Tuesday, June 8, 2010

Pimentos for dinner

From My mother’s cooking blog ( http://www.renascookbook.blogspot.com/)

My mother was not known for her cooking, and often made fun of her own dishes. We used to joke about her cooking. For many years, we all lived together in the same house on Walcott Avenue; my Mother, my Father and my Grandparents. “Bubbe" did most of the cooking, especially at holiday time. But with her passing in 1967, and my Father's in 1970, my mother became the cook for herself and her father until his passing in 1976. After that, living alone, we often spoke of cooking, new ideas, and new ways to prepare old dishes. Most of the recipes she used reflect another time, where canned foods were the basis of food preparation, not today's lighter, fresher ingredients.

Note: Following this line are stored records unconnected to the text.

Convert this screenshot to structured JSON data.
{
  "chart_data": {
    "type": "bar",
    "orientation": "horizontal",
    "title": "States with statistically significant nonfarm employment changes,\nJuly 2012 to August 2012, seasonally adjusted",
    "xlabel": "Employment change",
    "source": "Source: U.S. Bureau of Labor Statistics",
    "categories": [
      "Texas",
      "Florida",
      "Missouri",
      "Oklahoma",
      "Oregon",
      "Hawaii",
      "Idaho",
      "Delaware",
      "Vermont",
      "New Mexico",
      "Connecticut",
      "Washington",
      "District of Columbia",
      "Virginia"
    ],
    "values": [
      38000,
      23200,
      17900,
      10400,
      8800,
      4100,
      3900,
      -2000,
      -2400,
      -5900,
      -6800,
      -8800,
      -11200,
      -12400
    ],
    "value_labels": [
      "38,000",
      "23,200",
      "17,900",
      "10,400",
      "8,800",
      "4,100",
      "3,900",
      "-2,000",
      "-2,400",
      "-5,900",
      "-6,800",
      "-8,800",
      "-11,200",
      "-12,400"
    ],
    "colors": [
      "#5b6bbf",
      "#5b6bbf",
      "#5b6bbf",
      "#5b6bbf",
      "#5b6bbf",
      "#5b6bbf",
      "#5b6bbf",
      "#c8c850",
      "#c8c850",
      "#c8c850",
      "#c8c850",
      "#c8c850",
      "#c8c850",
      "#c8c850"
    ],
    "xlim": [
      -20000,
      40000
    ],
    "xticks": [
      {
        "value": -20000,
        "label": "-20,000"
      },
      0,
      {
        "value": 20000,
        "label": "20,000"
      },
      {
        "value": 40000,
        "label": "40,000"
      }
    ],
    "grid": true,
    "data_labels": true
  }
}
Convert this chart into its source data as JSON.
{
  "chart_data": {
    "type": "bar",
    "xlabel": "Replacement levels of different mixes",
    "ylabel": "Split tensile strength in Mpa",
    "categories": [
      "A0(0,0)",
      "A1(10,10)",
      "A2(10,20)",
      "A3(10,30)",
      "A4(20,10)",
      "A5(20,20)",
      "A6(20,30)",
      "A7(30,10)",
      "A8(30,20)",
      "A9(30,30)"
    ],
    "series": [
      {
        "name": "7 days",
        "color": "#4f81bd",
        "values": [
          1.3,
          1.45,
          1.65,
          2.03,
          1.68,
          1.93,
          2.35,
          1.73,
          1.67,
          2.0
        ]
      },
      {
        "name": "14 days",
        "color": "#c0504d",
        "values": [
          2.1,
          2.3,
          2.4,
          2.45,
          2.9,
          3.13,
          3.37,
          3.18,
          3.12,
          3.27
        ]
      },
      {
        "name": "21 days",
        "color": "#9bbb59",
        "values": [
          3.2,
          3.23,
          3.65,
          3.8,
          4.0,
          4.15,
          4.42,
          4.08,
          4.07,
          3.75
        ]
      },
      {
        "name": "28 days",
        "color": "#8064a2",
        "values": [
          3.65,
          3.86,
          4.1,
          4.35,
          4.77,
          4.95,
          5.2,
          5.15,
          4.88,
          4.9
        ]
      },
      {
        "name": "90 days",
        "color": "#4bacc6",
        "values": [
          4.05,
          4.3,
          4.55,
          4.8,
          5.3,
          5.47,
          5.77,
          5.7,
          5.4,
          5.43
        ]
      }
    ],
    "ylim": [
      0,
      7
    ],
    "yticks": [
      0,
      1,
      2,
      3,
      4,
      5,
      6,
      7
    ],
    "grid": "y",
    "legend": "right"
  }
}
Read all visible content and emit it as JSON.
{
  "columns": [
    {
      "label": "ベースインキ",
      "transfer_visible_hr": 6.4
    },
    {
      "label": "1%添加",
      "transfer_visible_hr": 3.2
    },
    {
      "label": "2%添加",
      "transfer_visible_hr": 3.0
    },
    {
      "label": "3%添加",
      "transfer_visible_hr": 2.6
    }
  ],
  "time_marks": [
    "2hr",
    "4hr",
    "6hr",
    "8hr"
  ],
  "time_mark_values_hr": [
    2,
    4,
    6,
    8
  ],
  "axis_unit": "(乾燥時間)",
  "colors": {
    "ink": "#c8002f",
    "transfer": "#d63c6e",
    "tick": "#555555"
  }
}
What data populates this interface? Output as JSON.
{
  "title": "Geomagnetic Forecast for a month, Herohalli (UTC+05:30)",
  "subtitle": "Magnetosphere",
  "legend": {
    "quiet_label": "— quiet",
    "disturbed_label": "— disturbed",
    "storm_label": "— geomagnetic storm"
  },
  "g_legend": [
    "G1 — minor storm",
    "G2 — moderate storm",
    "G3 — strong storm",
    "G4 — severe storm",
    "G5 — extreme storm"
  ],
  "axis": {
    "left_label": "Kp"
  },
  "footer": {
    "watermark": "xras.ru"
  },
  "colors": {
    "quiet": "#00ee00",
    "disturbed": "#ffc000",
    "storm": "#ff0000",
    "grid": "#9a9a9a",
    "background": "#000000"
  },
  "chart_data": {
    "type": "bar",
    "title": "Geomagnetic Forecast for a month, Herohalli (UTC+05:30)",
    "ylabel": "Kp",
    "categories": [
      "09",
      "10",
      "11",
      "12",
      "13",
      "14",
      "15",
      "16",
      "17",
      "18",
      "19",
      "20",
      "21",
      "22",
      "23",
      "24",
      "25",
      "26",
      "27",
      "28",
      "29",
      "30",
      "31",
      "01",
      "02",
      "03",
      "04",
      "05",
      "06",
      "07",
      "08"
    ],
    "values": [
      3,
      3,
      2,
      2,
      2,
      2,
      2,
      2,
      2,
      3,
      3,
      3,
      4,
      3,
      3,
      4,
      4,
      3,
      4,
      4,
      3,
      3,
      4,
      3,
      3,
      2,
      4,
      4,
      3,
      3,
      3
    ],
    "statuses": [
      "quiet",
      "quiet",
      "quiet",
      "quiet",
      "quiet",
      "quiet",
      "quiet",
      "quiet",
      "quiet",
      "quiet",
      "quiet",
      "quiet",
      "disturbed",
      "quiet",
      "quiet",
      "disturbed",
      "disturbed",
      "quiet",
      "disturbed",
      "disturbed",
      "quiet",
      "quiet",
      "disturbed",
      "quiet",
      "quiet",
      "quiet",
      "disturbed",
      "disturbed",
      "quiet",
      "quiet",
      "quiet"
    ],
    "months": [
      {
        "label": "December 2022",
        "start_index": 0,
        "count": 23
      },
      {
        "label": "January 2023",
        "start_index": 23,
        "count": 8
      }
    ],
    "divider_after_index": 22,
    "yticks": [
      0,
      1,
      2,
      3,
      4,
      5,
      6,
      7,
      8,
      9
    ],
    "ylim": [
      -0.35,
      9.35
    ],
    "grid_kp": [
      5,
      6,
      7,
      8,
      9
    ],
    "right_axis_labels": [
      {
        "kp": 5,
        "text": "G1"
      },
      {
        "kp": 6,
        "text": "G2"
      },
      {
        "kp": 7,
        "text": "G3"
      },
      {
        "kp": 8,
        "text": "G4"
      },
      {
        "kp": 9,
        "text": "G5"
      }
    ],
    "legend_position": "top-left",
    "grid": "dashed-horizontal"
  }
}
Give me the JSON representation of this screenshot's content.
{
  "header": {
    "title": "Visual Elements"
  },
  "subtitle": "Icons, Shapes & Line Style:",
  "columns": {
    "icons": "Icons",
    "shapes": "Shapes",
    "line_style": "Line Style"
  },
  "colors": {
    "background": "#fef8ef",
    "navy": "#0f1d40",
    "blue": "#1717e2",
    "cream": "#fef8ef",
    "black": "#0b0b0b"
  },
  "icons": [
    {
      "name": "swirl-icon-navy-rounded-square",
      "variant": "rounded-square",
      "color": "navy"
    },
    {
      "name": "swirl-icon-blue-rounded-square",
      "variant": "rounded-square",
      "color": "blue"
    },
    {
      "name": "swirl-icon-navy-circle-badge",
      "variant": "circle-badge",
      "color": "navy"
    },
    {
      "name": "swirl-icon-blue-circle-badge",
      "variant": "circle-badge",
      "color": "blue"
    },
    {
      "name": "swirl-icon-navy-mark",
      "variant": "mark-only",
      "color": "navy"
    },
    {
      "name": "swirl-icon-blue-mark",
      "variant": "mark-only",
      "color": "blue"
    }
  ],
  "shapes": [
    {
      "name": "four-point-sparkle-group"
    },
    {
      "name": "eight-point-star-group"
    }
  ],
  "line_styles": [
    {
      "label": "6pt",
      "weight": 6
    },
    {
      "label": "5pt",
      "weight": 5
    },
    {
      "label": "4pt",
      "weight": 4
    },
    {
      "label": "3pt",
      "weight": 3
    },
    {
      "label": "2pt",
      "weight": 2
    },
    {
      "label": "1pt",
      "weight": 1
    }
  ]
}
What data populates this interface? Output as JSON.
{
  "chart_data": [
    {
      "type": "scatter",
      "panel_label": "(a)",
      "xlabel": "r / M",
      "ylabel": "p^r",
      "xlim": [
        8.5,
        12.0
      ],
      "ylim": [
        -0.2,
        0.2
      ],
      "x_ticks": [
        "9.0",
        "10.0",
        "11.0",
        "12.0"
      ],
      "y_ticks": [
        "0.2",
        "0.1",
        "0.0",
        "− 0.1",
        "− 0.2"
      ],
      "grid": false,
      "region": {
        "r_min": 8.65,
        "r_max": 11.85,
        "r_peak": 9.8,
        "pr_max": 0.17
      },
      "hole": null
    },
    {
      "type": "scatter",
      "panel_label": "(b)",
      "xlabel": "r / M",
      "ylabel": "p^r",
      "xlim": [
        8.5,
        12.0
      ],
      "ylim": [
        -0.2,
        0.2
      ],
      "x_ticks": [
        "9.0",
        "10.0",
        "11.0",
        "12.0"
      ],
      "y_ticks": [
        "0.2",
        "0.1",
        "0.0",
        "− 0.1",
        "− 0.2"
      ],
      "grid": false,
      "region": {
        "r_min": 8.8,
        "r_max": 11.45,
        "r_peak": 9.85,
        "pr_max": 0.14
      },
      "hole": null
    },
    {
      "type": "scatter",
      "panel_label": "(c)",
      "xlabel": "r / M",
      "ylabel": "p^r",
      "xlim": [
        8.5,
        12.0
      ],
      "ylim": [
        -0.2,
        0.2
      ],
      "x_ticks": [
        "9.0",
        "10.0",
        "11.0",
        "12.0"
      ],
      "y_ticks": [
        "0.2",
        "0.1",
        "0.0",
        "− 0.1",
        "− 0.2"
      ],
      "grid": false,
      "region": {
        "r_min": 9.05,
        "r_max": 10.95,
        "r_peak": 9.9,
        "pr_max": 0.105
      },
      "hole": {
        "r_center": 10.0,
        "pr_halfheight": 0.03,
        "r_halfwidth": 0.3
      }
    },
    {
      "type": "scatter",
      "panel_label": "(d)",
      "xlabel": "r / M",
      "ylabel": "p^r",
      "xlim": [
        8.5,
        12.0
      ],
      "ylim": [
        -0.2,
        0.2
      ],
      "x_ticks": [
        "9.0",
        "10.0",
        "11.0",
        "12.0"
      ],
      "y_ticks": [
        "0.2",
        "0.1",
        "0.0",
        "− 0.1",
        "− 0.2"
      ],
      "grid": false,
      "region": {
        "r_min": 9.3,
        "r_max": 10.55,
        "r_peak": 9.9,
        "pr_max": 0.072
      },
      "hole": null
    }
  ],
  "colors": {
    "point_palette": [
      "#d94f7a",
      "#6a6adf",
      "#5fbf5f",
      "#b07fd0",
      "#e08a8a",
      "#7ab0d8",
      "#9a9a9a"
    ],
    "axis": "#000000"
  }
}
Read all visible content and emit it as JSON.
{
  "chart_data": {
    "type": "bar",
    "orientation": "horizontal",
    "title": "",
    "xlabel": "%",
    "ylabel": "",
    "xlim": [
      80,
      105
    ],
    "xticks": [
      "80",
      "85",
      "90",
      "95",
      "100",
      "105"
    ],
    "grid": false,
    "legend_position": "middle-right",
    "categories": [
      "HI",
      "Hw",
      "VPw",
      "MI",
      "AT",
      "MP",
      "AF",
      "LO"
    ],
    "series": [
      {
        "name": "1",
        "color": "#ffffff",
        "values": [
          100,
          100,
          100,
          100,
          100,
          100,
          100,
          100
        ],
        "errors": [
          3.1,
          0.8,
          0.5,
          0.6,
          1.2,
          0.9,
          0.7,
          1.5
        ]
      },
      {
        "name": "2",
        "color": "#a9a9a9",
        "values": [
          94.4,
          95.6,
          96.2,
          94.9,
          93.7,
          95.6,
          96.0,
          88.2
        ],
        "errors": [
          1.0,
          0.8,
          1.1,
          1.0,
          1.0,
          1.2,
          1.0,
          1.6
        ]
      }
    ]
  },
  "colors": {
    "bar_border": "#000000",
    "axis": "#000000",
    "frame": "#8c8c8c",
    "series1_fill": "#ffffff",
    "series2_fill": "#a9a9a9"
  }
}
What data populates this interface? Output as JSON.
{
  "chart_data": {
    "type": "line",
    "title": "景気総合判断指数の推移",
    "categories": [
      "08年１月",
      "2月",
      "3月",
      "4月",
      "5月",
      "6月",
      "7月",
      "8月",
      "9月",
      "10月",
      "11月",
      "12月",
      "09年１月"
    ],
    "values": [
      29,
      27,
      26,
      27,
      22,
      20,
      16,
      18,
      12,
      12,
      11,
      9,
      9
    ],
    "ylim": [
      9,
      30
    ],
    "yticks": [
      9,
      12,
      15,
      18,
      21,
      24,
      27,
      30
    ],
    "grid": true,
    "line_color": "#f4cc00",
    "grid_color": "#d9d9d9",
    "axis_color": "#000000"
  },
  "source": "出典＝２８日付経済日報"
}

One of her favorite dishes was creamed tuna; a dish she felt could be a very fancy lunch or a hearty dinner. She loved to add ingredients such as hard cooked eggs, pimentos, mushrooms (canned) etc. She would consider toast points, patty shells or rice as suitable containers for her creamed tuna.

The first thing you have to realize was she used Campbell’s Cram of Mushroom Soup as a base. She used Minute Rice as a bottom and canned mushrooms, “stems and pieces” to save the money, and as an addition.


My mother was my second cooking teacher, as thankfully, my grandmother was my first. However, I spent years making tuna casseroles for my older kids, and added everything you could imagine. I even strayed from the Cream of Mushroom soup and used fresh ingredients like celery, onions and fresh mushrooms. I have grown dramatically as a cook since those days.

The story I remember most was my mother telling me she was making me a special lunch, creamed tuna over rice with pimentos. This pimento was to be a large, red pepper in oil (I think) and was jarred or canned. I only know, when it was presented to me as an idea, I had no idea what it would be, but it sounded pretty good and I had no basis to judge. She prepared the lunch and called me to the table.

I had never had a pimento and had no idea how much one would be included in a dish, and clearly, either had my mother. She figured, she had bought a jar full and had no other earthly use for the things, so my portion of lunch, with a Minute Rice bottom, included an entire jar of pimentos, covering the entire dish, in a beautiful pattern coming out from the top like sparkly red leaves.

I tried to like them, and would have enjoyed one cut up in small pieces and spread throughout the dish, but the whole thing covering the top was just too much!

My mother was disappointed that I didn’t like them, whereas I tried to explain that there were perhaps too many of them for me, but the creamed tuna was good, even with the added frozen peas and corn mixed throughout the dish, the way the pimentos should have been.

It was a beautiful, colorful, difficult to swallow meal, but it lives on in infamy!